Still interested? In the Washington area, there are no fewer than six organized polar plunges in January and February (many of them for charity), and those who participate range from tweens to octogenarians.

"It's scary," admitted Jean Rupard, 80, who plunged for her 13th time this year in North Beach, in Southern Maryland, where a New Year's Day dip into the bay is town tradition. "The rules are you're supposed to go in in a bathing suit, and you're supposed to go completely under, your whole head and everything. Then you can run right out real quick."

Except that it doesn't actually work that way. Though most people are in the water no more than a minute or two, the journey back to the shore is comically slow-motion, as plungers struggle to wade in on legs, feet and toes that have gone numb from cold. And thanks to the icy snap early this month, waters could be colder than in years past -- water temperatures in Annapolis dropped from 51 degrees to 34 degrees between December and the first week of January.

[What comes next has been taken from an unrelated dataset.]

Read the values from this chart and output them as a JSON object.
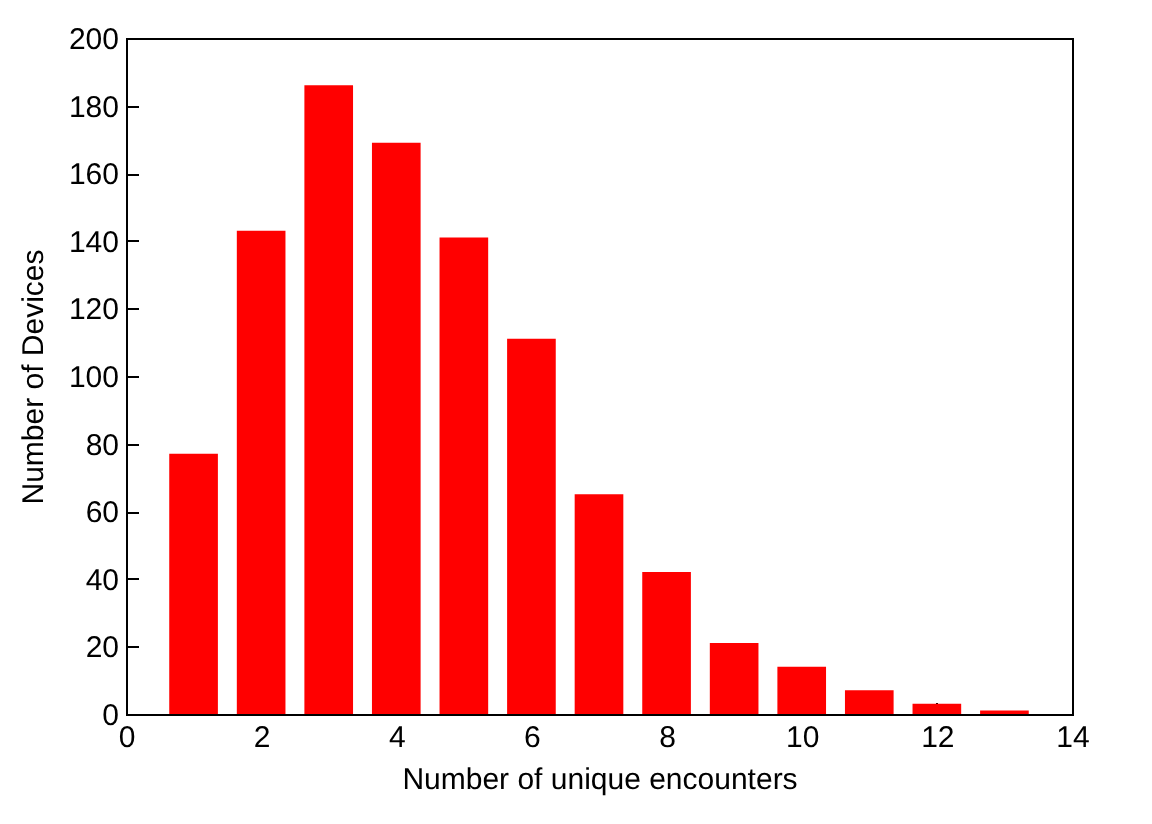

In North Beach, experienced plungers shed sweat pants, jackets and Uggs just moments before dashing into the water, and once they emerged (usually about a minute later), it was quickly into dry clothes and time for a hot drink. In all, it takes just a few minutes to warm up again. Which wasn't enough to convince Jena Rider, who refused to take the leap with her boyfriend, Adam Visteen, explaining that she was a nurse. "You're at risk for hypothermia -- your core body drops below a certain temperature, and you go into that shock," she said, which could lead to bronchitis and pneumonia.

Even if you're in the water for a minute?

"No, probably not as much," she said. "But if you're someone who has a weakened immune system, I would not do this."